Almost 95% of the frontend application was built by Amazon Q Developer. I have asked different questions and in most of the cases, Amazon Q was able to analyse the code and generate the code as per my requirements. This was a step by step process where I asked Amazon Q to generate specific functionality at a time.
Here are some work in progress "versions" of the application that was implemented and fine tuned step by step using Amazon Q.
Here are some examples for the questions I asked from Amazon Q and how it analysed and generated code.
Lessons learnt
Below are some of the lessons I learnt while I was working on this project, including some feedback on some of the services I used here.
Bedrock does not always return JSON. Within the prompt I used, I stated - "Produce output only in a minified JSON array with the keys word and description". However, once in a while, Bedrock returns data in different formats. This could have been more accurate if I add the beginning of the response in the prompt, so Bedrock can continue from there. However, this will increase the request token count for each API call. So, to avoid additional cost and also, the error rate is acceptable (since this is anyway a background job), I kept this prompt as it is.
Amazon Polly's StartSpeechSynthesisTask doesn't support S3 path. We can provide the OutputS3BucketName where the generated audio will be stored. However, we cannot specify a path to save the object. Instead, I have used the OutputS3KeyPrefix parameter to provide the path with the language code so, the audio is saved in
s3://bucket_name/language_code/file_name.mp3
However, one minor issue with that is, Polly always adds a dot (.) between the file name and the prefix.

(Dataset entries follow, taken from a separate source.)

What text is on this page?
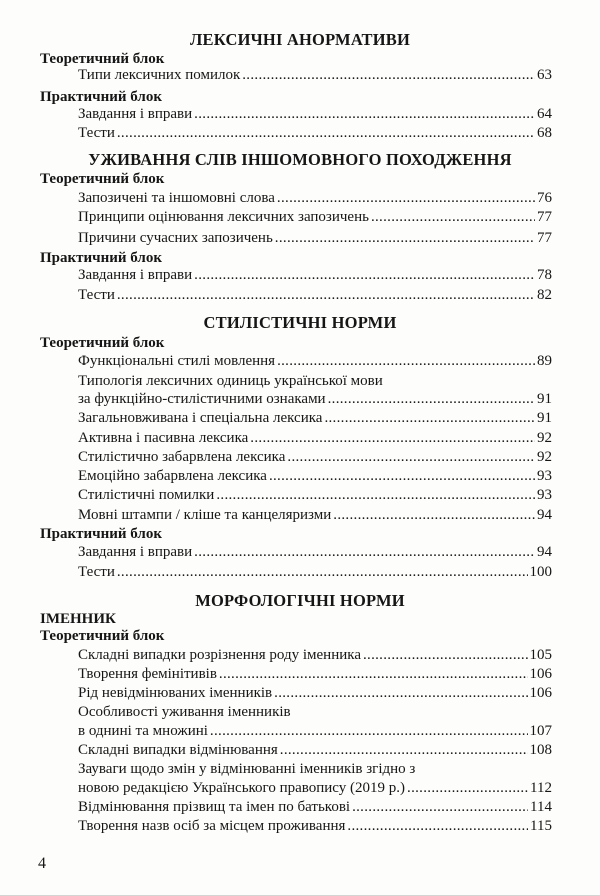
ЛЕКСИЧНІ АНОРМАТИВИ
Теоретичний блок
Типи лексичних помилок .....	63
Практичний блок
Завдання і вправи .....	64
Тести .....	68
УЖИВАННЯ СЛІВ ІНШОМОВНОГО ПОХОДЖЕННЯ
Теоретичний блок
Запозичені та іншомовні слова .....	76
Принципи оцінювання лексичних запозичень .....	77
Причини сучасних запозичень .....	77
Практичний блок
Завдання і вправи .....	78
Тести .....	82
СТИЛІСТИЧНІ НОРМИ
Теоретичний блок
Функціональні стилі мовлення .....	89
Типологія лексичних одиниць української мови
за функційно-стилістичними ознаками .....	91
Загальновживана і спеціальна лексика .....	91
Активна і пасивна лексика .....	92
Стилістично забарвлена лексика .....	92
Емоційно забарвлена лексика .....	93
Стилістичні помилки .....	93
Мовні штампи / кліше та канцеляризми .....	94
Практичний блок
Завдання і вправи .....	94
Тести .....	100
МОРФОЛОГІЧНІ НОРМИ
ІМЕННИК
Теоретичний блок
Складні випадки розрізнення роду іменника .....	105
Творення фемінітивів .....	106
Рід невідмінюваних іменників .....	106
Особливості уживання іменників
в однині та множині .....	107
Складні випадки відмінювання .....	108
Зауваги щодо змін у відмінюванні іменників згідно з
новою редакцією Українського правопису (2019 р.) .....	112
Відмінювання прізвищ та імен по батькові .....	114
Творення назв осіб за місцем проживання .....	115
4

So, all the files generated in the sub path start with a dot.Cost of Polly. Polly has Generative and Neural text-to-speech engines apart from Standard. However, the cost of them is quite high compared to Standard. Also, those are available only for a limited number of languages. https://aws.amazon.com/polly/pricing/
Selecting random items from the DynamoDB table is hard. There is no straightforward way to achieve this. That's why I had to use a ExclusiveStartKey and fetch maximum 50 items and select one random item. This might introduce some duplications. That's the reason I had to use the GetUniqueResultsLambda which removes any duplicates from the map job.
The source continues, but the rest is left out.